ECONOMY

Laidlaw, active in ASE’s 1999 bubble, faces bankruptcy

On December 24, Laidlaw Global Corp declared to the United States’ Securities and Exchange Commission that it had transferred its brands to a limited liability company for a small sum and that it plans to change name. The same announcement said that the company had lost a legal battle with Pullman Bank which had demanded money over some leasing agreements and that, together with another litigation by Information Leasing Corp, threatened its viability. Laidlaw’s name is widely known among Greek retail investors: Through a subsidiary, Laidlaw Global Securities, it had been involved in the 1999 Athens Stock Exchange bubble market and had been behind most of the stocks that rallied spectacularly, only to crash leaving thousands of investors stranded. Laidlaw Global Securities has been the recipient of one of the highest fines ever imposed by Greece’s Capital Market Commission.

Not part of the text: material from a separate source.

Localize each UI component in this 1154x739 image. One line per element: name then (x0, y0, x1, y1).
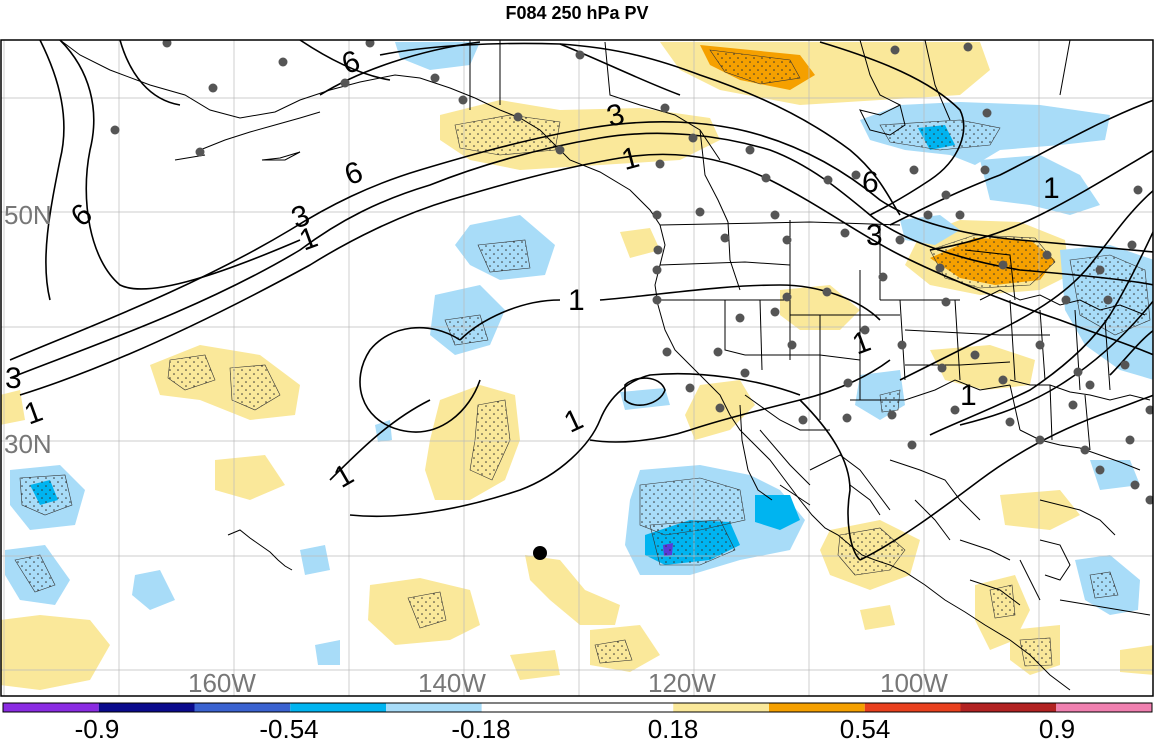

Some of the bubble stocks Laidlaw promoted were Intersat, Tassoglou-Delonghi and Electra. The parent company acted as the middleman in the acquisition of US housing developer Newmark Holdings by the Greek construction company Olympic Technical, notorious since last week as the beneficiary of a piece of legislation tailored to measure by former Deputy Economy Minister Christos Pachtas, who has since resigned and has seen his career end prematurely, along with that of nine other Socialist MPs who were barred from running in the March 7 election. Olympic Technical was also among the big beneficiaries of the 1999 ASE bubble. Then Laidlaw President Larry Horner, an engineering professor who happened to count a son of Olympic Technical founder Constantine Steggos among his pupils, was personally involved in the acquisition of Newmark Homes. During Laidlaw’s big involvement in the Greek market, its chairman of the board was Anastassios Karayiannis. Karayiannis, once a keynote speaker at an Athens conference sponsored by the Economist Intelligence Unit, is now on the run. Although Laidlaw evacuated its offices in Athens hastily, it still denies any wrongdoing. Laidlaw Global Securities went bankrupt in April 2003, followed by Laidlaw Pacific, active in Asia, and Laidlaw International SA, the French subsidiary.